Now, the longer version is how you END a story with a nice neat bow, but that probably wasn’t what Mark was looking to do.
You see, Mark wants you and me to take what we now know about Jesus and keep an eye out for Christ’s presence like we’re playing “Where’s Waldo?” Mark wants us to be on the lookout for glimpses of Jesus in everyday places where we might not expect God’s presence.

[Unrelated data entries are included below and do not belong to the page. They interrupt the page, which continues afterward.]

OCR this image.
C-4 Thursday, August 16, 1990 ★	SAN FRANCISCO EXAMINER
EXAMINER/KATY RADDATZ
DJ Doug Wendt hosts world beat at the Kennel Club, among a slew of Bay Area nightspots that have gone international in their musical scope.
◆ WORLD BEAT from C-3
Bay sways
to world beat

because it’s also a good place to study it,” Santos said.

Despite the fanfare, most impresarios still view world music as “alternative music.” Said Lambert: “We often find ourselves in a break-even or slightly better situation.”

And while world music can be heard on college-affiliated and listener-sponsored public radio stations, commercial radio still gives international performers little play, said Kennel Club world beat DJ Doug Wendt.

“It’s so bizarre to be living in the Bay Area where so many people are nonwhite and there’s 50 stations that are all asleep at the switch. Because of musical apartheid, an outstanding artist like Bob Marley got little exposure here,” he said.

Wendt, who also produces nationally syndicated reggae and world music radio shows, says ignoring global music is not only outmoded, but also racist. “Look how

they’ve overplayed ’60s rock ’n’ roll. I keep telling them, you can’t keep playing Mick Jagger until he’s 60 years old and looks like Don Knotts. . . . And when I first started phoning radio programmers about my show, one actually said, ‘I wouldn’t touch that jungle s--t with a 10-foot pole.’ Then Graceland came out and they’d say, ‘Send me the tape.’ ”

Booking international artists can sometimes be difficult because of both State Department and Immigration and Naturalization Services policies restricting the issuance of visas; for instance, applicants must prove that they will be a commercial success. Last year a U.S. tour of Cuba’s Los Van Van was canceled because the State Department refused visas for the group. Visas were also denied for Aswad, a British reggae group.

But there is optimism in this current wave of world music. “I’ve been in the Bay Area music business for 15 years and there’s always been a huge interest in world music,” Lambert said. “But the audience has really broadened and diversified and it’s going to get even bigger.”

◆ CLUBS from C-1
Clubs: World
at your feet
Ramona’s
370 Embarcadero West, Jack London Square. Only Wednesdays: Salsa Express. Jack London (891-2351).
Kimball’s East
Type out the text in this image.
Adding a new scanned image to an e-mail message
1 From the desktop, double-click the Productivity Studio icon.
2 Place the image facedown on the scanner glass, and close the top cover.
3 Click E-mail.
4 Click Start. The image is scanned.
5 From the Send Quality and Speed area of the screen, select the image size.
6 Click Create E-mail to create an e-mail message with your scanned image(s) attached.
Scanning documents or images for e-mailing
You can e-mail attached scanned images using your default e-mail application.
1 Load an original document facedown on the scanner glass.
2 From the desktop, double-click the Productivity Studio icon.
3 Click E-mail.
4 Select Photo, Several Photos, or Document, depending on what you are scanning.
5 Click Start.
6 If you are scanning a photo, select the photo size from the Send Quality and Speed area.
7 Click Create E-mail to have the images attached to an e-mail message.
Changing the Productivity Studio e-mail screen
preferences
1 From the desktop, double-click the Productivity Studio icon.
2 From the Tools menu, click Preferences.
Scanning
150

Mark wants us to look for Jesus in the unvaccinated checkout clerks who have helped keep our pantries full for over a year.
To look for Christ in the sacrifice of plastic or meat to help reduce climate change and bring about abundant life for all.
To look for Christ’s presence when standing up against hate in all its forms at work, at school, and in the church.
You see, Mark wants us to be on the lookout for Christ who is found among us here and now.
And, there’s something really refreshing about that. There’s something life-giving in knowing that God is among us and that we only need to notice God’s work. So, in the weeks ahead, that’s our Easter challenge. As a community, we’ll be encouraging you to “spot, snap, and share!” A little later in the service Vicar is going to give you the details, but the gist is that we want YOU to help us all be on the lookout for glimpses of God. We want YOU to help continue Mark’s gospel, to contribute to the good news of Jesus Christ, and to acknowledge that the gospels are future-oriented moving us towards God’s presence among us.
So, it’s a beautiful day outside here in Chicago, so I want to get you away from the screen and on to “spot, snap, and share.” But, before we depart, know that God’s love is immersive, expansive, and ever widening–so be on the lookout. Know that you are loved, and from that love you too can love one another. So, feel empowered by God’s grace, and then, get out there and discover where Jesus has gone. Amen.
 “The wages of sacrifice.” The Christian Century. March 24, 2021.